NES on the other hand seems somewhat feasible (all gate counts are absurd guesses ;)):

6502 core: The original core is rumored to be around 10,000 gates. One free VHDL implementation has been synthesized and takes up about three quarters of a "20K" device.

pAPU main channels: Probably not much more than 1K gates; each channel basically has a clock divider and a counter

pAPU DMA: Not really sure how much this takes, but it's not very sophisticated. It's probably little more than an address counter and a state machine to read RAM (famous last words?)

Controller ports: 8-bit parallel-out shift registers. Two of them. Or one if you only want one port. Not much else to it, AFAIK.
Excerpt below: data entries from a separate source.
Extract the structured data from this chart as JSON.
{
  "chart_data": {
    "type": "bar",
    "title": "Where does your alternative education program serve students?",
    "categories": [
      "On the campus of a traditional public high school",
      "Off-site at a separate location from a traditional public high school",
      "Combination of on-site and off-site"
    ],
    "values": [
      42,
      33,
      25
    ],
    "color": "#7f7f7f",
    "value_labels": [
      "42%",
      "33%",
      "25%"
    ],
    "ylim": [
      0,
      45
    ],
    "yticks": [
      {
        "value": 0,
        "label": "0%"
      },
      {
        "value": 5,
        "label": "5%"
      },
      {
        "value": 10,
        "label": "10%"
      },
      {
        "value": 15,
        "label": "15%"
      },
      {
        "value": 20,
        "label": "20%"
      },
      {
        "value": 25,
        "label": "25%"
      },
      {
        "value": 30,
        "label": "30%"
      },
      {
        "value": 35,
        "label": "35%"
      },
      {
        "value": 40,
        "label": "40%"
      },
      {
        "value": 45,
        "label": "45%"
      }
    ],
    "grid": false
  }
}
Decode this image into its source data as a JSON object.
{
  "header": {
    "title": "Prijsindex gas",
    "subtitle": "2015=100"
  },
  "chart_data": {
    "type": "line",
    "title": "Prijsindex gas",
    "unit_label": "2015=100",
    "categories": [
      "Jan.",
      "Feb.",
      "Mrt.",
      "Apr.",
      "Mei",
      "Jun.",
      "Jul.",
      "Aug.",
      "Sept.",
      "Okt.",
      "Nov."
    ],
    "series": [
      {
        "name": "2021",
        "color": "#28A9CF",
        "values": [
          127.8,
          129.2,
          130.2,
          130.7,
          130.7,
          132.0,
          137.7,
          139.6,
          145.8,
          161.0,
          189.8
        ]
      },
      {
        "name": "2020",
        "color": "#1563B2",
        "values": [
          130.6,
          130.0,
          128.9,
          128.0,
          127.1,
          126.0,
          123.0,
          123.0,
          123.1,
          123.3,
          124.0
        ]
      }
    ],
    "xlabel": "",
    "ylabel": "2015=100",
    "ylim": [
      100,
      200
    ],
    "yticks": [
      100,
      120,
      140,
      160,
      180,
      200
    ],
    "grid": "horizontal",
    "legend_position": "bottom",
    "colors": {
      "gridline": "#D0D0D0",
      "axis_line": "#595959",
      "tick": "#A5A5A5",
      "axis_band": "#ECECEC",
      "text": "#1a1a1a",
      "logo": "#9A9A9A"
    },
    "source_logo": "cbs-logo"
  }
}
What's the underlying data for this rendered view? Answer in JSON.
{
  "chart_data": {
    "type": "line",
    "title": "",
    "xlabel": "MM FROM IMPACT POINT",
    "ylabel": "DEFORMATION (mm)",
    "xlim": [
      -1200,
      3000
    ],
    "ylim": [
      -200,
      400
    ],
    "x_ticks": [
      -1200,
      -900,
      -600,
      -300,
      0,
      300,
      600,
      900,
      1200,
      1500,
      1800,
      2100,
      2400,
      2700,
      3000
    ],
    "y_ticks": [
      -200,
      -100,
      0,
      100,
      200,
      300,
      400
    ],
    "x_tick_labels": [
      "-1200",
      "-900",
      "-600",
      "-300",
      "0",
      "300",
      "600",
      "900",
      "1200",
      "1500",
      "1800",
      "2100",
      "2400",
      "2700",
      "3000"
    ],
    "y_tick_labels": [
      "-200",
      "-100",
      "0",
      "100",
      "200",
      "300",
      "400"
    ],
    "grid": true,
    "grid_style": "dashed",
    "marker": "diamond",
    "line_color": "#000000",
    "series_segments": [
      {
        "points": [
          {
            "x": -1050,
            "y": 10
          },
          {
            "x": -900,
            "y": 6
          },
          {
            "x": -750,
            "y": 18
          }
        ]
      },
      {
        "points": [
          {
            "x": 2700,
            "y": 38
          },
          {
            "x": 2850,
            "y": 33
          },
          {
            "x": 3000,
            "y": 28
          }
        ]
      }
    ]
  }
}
PPU: can't be sure without synthesizing it, but it's not likely to be huge. The design is heavily optimized - there is no "real" palette hardware to speak of (colors are generated by phase-shifting square waves onto the video signal), and various registers and control signals seem to be multitasked in interesting ways. Has 256 bytes of sprite RAM, and 32 bytes (or so; I think the actual entries are only 6 bits) palette RAM.

RAM: 2K work RAM, 2K PPU RAM. Block RAM should take care of this in a reasonably-sized device I think.
 
Instead of VHDL, you could always do it all in schematics if you're better with circuits than programing. Itll probably take a LOT longer to make, but you can usually get it to compile more efficiently than VHDL as long as your design isnt horrible. In a class i took i built a vga controller and the 2 guys i was working with made and tested a 20 instuction cpu in about 3 weeks. The 6502 has about 150 instructions, but I would think it could still be manageable as long as you kept it modular and have the spare time to want to build something that big in schematics. A nice logic analyzer cant hurt either. The only big problem really is if you finish the design and you cant get it to run fast enough... then youre pretty much screwd, whereas in vhdl its a lot easier to change things around.

As for that free 6502 cpu ExCyber mentioned, I took a look at it a while ago and I believe it still needs a few more instructions to emulate a nintendo's cpu since the nintendo uses a custom 6502. I dont think they would be all that hard to add if someone who knew vhdl decided to use that for their cpu.

Hmm now that I think of it mabe ill give an NES a shot sometime before my fpga skills go completely to waste.... :D
 
Actually, AFAIK the NES 6502 does not have any instruction set enhancements apart from the typical undocumented 6502 instructions like LAX), just the integrated pAPU (PSG) and controller port decoder which are still controlled through memory-mapped registers just like any other peripheral. It also does not implement decimal mode, which should save on a few gates (though if memory serves, the stock Free-6502 distribution didn't have decimal mode either). Also, I was wrong about the controller ports eariler, the program actually reads them serially, not from a parallel-out shift register.

Anyway, if you really want to do it you should find the following documents (And this site in general) useful:

CPU/peripheral overview

pAPU/PSG reference

PPU reference
 
A more radical approach would be to use a faster, simpler core and emulate the target. You could even design a custom ISA just for emulating that particular target, kind of like how Transmeta's ISA is designed for emulating x86 CPUs.
 
Nah, here are people missinformed... Actually you can emulate completely all components of a Megadrive ( maybe not some as the PSU and conectors, lol ) using FPGA chips that arent to expensive, check those from Xilinx ( www.xilinx.com ). Here you has the Spartan line ;)

Actually there are FPGAs that cost 90 EUR aprox. and has 1 million of logic gates!
 
Hmmm all good suggestions and information thanks.

But how do all these Pirates do it then `systems on a chip` all the suggestions so far whold be to far too expensive,time consuming,and require some serious electronics knowledge.I doubt any pirate whould bother and move on to something else.

Thanks for all the info so far.Been looking into I may still be able to pull this off.
 
But how do all these Pirates do it then

By contracting a chip fabrication plant to make them by the thousands, and then selling them to local integrators/distributors because "pirate" hardware is the mainstream in the countries where they operate.